6.4.0.0 Diabetes Distress
Diabetes distress (DD) is very common and is distinct from other psychological disorders (193-195). DD refers to significant negative psychological reactions related to emotional burdens and worries specific to an individual’s experience in having to manage a severe, complicated, and demanding chronic disease such as diabetes (194-196). The constant behavioral demands (medication dosing, frequency, and titration; monitoring blood glucose, food intake, eating patterns, and physical activity) of diabetes self-management and the potential or actuality of disease progression are directly associated with reports of DD (194). The prevalence of DD is reported to be 18–45% with an incidence of 38–48% over 18 months (196). In the second Diabetes Attitudes, Wishes and Needs (DAWN2) study, significant DD was reported by 45% of the participants, but only 24% reported that their health care teams asked them how diabetes affected their lives (193). High levels of DD significantly impact medication taking behaviors and are linked to higher A1C, lower self-efficacy, and poorer dietary and exercise behaviors (17,194,196). DSMES has been shown to reduce DD (17). It may be helpful to provide counseling regarding expected diabetes-related versus generalized psychological distress at diagnosis and when disease state or treatment changes (197).
DD should be routinely monitored (198) using patient-appropriate validated measures (187).
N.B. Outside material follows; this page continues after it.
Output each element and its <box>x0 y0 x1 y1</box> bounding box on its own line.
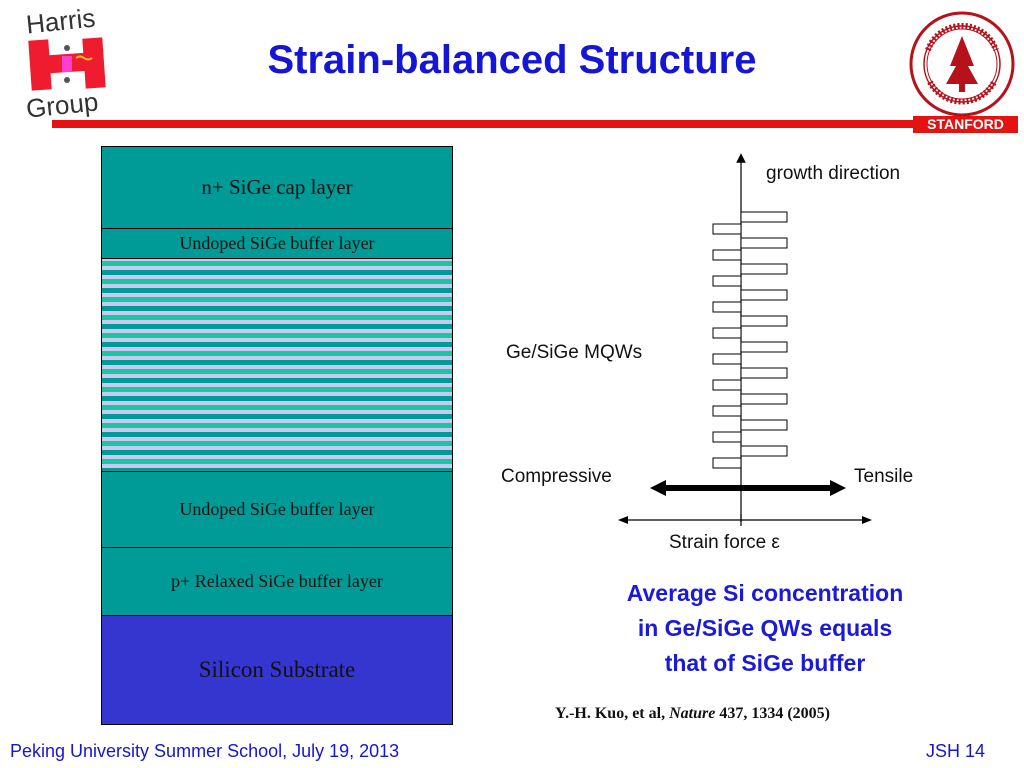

If DD is identified, the person should be referred for specific diabetes education to address areas of diabetes self-care that are most relevant to the patient and impact clinical management. People whose self-care remains impaired after tailored diabetes education should be referred by their care team to a behavioral health provider for evaluation and treatment.
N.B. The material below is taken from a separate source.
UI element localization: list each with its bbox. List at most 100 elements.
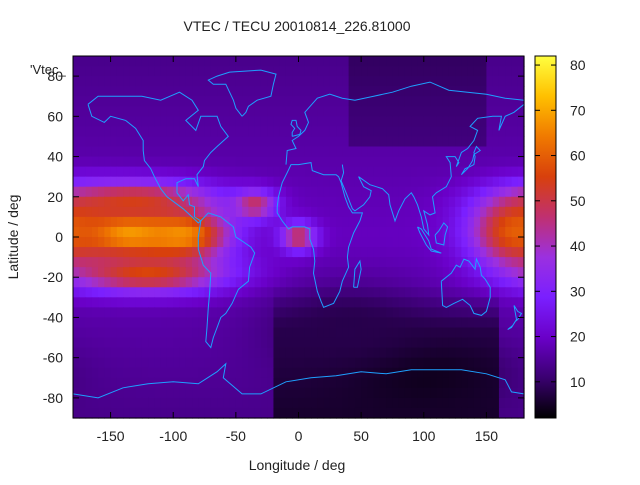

Other psychosocial issues known to affect self-management and health outcomes include attitudes about the illness, expectations for medical management and outcomes, available resources (financial, social, and emotional) (199), and psychiatric history. For additional information on psychiatric comorbidities (depression, anxiety, disordered eating, and serious mental illness), please refer to Section 4 “Comprehensive Medical Evaluation and Assessment of Comorbidities.”